F-18 Retrofit Controller

Abstract

The interest in increased flight safety, aircraft survivability, and performance improvements has led to significant advances in the design of adaptive fault tolerant (reconfigurable) control systems. There have also been a handful of flight tests of reconfigurable control methods, including the Self-Designing Controller (SDC) developed by Barron Associates. The purpose of the current work is to lessen the gap between the research and application of these methods by developing and flight testing low-cost add-on modules for current Navy fleet aircraft.

Problem

Important factors contributing to the loss of aircraft and life include flight control failures, mechanical, electrical and hydraulic malfunctions, midair collisions and adverse environmental conditions such as icing. Military aircraft must also contend with additional sources of failure, including more extreme operating conditions and the possibility of battle damage.

In many cases, the aircraft is physically capable of recovering from failures through the judicious (but unconventional) use of the remaining aerodynamic control surfaces and propulsion system. However, the handling qualities can change considerably and performance characteristics can degrade such that a majority of pilots would not be able to control the aircraft. A digital flight control system that can reconfigure an aircraft to compensate for these failures offers significant benefits for military and commercial vehicles.

Despite the advances in technology and several key demonstrations, there is a substantial gap between the research and application of fault tolerant control methods. Reasons include:

  1. Industry is unable to apply the research to current generation aircraft.
  2. Industry desires to use "proven" design methods for next generation aircraft.
  3. Industry is reluctant to abandon familiar certification practices.
  4. Federal certification authorities often lack the resources sign off on novel technology for production systems.

Solution/Approach

Barron Associates is developing a reconfiguration capability that is an upgrade to, rather than a replacement of, the production control system. This approach can overcome many of the technical, financial, and certification roadblocks to industry use.
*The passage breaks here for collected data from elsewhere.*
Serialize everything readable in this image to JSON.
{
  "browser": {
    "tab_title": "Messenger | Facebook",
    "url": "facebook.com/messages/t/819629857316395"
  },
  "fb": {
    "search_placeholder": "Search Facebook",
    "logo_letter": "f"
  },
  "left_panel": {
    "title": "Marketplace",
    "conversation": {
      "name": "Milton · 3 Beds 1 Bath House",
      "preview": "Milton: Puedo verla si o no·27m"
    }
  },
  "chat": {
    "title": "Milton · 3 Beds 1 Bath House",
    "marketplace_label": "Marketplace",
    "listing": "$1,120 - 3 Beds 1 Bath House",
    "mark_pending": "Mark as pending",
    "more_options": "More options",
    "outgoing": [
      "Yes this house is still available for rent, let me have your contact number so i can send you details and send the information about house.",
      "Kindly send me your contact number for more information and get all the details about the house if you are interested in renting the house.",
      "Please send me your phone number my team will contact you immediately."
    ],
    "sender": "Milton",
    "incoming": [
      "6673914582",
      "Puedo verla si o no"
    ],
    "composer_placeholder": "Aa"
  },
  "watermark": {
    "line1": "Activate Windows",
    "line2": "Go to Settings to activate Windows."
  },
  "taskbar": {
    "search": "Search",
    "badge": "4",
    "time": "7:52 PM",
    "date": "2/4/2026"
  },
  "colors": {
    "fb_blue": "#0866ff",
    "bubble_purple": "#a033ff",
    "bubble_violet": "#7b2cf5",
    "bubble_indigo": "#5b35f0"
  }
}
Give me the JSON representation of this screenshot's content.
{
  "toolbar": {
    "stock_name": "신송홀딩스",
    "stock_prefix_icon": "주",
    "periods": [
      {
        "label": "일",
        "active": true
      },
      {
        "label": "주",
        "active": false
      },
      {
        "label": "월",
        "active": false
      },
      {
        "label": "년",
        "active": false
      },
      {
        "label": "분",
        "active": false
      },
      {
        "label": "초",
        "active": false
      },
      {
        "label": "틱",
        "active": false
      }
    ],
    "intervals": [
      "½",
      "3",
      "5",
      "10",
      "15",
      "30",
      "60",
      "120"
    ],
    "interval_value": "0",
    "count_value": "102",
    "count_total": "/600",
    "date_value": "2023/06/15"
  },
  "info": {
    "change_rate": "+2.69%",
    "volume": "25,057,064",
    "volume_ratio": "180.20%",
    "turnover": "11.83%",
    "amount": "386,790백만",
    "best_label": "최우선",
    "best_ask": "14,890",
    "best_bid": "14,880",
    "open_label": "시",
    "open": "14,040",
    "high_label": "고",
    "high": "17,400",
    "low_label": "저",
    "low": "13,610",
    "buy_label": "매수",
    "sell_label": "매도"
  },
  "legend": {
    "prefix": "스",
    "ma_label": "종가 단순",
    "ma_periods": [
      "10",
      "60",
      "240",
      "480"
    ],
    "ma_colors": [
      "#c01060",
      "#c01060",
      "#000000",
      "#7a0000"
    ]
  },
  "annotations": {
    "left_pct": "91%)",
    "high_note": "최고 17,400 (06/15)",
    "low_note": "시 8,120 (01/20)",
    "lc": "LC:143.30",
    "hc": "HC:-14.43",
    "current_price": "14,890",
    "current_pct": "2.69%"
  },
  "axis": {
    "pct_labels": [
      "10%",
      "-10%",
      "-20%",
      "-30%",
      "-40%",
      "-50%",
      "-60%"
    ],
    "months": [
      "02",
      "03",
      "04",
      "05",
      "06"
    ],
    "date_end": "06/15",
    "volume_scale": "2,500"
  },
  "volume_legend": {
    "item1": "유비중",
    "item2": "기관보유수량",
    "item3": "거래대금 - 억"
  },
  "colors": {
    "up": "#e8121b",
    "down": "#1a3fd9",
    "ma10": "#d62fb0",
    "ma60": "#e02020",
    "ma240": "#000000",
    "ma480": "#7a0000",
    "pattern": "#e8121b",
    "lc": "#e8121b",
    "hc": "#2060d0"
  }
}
Reconfiguration is accomplished by computing increments to the pilot's commands that remove unwanted motions during maneuvering with control surface failures, battle damage, and mechanical, electrical, or hydraulic problems. This add-on (retrofit) control system is unobtrusive - i.e., it only generates nonzero reconfiguration commands when the aircraft is responding unexpectedly. Another key advantage of the approach is that the command limiting, structural filters, and safety logic of the production control system remain in effect. This lessens certification requirements compared to other reconfigurable control methods.

The scope of the effort includes non-real-time simulation studies using a high-fidelity F/A-18 simulation, piloted simulation tests in Boeing's aircraft dome simulator, and hardware bench tests in the Navy fleet support flight control computer (FSFCC).